Had a few questions with regards to our requirements:
How can I Is there some TileDB cloud functionality that can help me in this regard? Or is my only option here to have a standalone beefy server serving the database?
If I do have a single server, how do I configure the size of the server/TileDB configuration parameters such that the server doesn’t time out for a certain number of requests/threads i.e. how should I select parameters like py.init_buffer_bytes, sm.mem_total_budget, etc. I’ve noticed that when running queries my server can crash.
With regards to security, I’m thinking that an attribute called role can be stored within a cell, or I can design some logic in the API code using some traditional RDBMS solutions. Was just curious about this
Realize this is a long-winded/open-ended question but any guidance here would be amazing.
Thanks for the post and questions. I definitely think there are multiple options to achieve your goals. Please see my comments below, and in addition I sent you an email to setup a call to reconnect and discuss more.
How can I Is there some TileDB cloud functionality that can help me in this regard? Or is my only option here to have a standalone beefy server serving the database?
TileDB Cloud is designed with this use case in mind. TileDB Cloud handles queries in a serverless and elastic manner. It scales out automatically and handles the load of the queries. This means you can have lightweight clients that only have to deal with the results of your query. TileDB Cloud manages the memory allocations and handling incomplete queries serverside based on memory resources.
If I do have a single server, how do I configure the size of the server/TileDB configuration parameters such that the server doesn’t time out for a certain number of requests/threads i.e. how should I select parameters like py.init_buffer_bytes, sm.mem_total_budget, etc. I’ve noticed that when running queries my server can crash.
If you were running a single server, you are right that you need to manage the python memory budgets and the TileDB Embedded memory budget parameters. You have to also consider a total memory budget for the server, and restrict the number of running queries based on that. TileDB Cloud offers this built in and also offers the infrastructure scaling and retries capabilities backed in.

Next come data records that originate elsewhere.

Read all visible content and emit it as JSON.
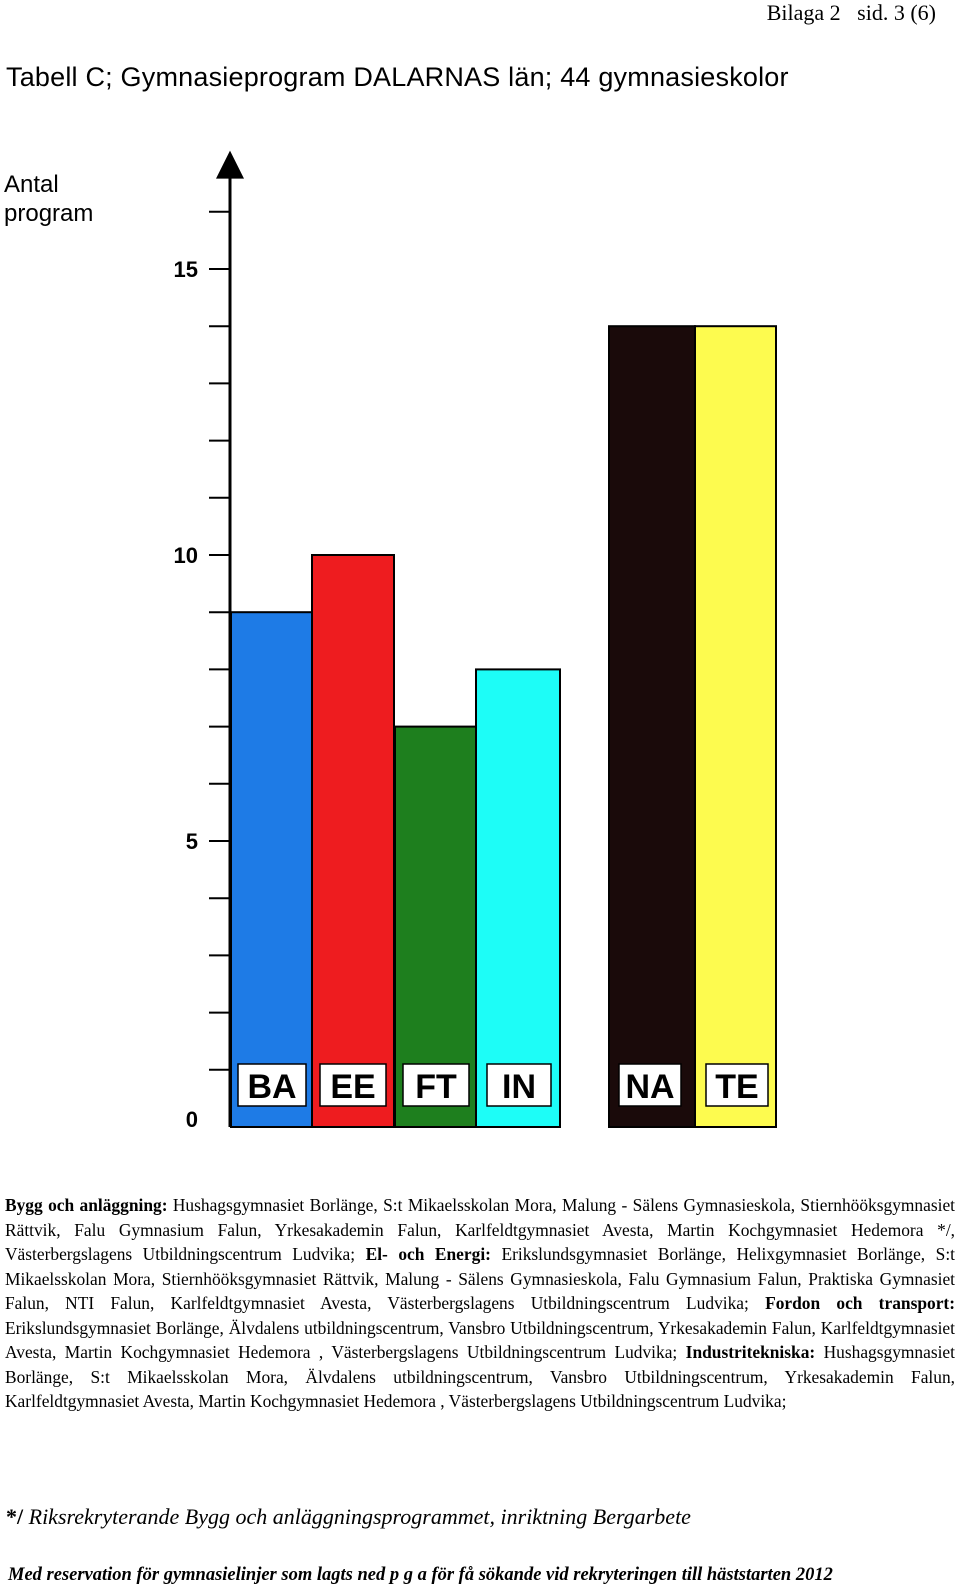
{
  "header": {
    "text": "Bilaga 2   sid. 3 (6)"
  },
  "title": "Tabell  C;  Gymnasieprogram DALARNAS län; 44 gymnasieskolor",
  "ylabel": {
    "line1": "Antal",
    "line2": "program"
  },
  "chart_data": {
    "type": "bar",
    "categories": [
      "BA",
      "EE",
      "FT",
      "IN",
      "NA",
      "TE"
    ],
    "values": [
      9,
      10,
      7,
      8,
      14,
      14
    ],
    "colors": [
      "#1e7be6",
      "#ee1c1f",
      "#1e7f1e",
      "#1dfdf7",
      "#1a0a0a",
      "#fdfb4f"
    ],
    "ylim": [
      0,
      17
    ],
    "yticks_labeled": [
      0,
      5,
      10,
      15
    ],
    "ytick_labels": [
      "0",
      "5",
      "10",
      "15"
    ],
    "ytick_step": 1,
    "grid": false,
    "xlabel": "",
    "ylabel": "Antal program"
  },
  "description": [
    {
      "bold": "Bygg och anläggning:",
      "text": " Hushagsgymnasiet Borlänge, S:t Mikaelsskolan Mora, Malung - Sälens Gymnasieskola, Stiernhööksgymnasiet Rättvik, Falu Gymnasium Falun, Yrkesakademin Falun, Karlfeldtgymnasiet Avesta, Martin Kochgymnasiet Hedemora */, Västerbergslagens Utbildningscentrum Ludvika;"
    },
    {
      "bold": "El- och Energi:",
      "text": " Erikslundsgymnasiet Borlänge, Helixgymnasiet Borlänge, S:t Mikaelsskolan Mora, Stiernhööksgymnasiet Rättvik, Malung - Sälens Gymnasieskola, Falu Gymnasium Falun, Praktiska Gymnasiet Falun, NTI Falun, Karlfeldtgymnasiet Avesta, Västerbergslagens Utbildningscentrum Ludvika;"
    },
    {
      "bold": "Fordon och transport:",
      "text": " Erikslundsgymnasiet Borlänge, Älvdalens utbildningscentrum, Vansbro Utbildningscentrum, Yrkesakademin Falun, Karlfeldtgymnasiet Avesta, Martin Kochgymnasiet Hedemora , Västerbergslagens Utbildningscentrum Ludvika;"
    },
    {
      "bold": "Industritekniska:",
      "text": " Hushagsgymnasiet Borlänge, S:t Mikaelsskolan Mora, Älvdalens utbildningscentrum, Vansbro Utbildningscentrum, Yrkesakademin Falun, Karlfeldtgymnasiet Avesta, Martin Kochgymnasiet Hedemora , Västerbergslagens Utbildningscentrum Ludvika;"
    }
  ],
  "footnote": {
    "mark": "*/",
    "text": " Riksrekryterande Bygg och anläggningsprogrammet, inriktning Bergarbete"
  },
  "reservation": "Med reservation för gymnasielinjer som lagts ned p g a för få sökande vid rekryteringen till häststarten 2012"
}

With regards to security, I’m thinking that an attribute called role can be stored within a cell, or I can design some logic in the API code using some traditional RDBMS solutions. Was just curious about this
An attribute called ‘role’ would be one option, and you can apply a query condition on this. We are working on a feature called “fine grained access control” that we will enable via a new concept called “Array Views” that will allow you to restrict a query to a specific subset of the data and limit its ranges and attributes. This is a feature we are expected to release over the next few months. I believe this feature will greatly simplify your proposed restrictions and desire to limit what data a user can access.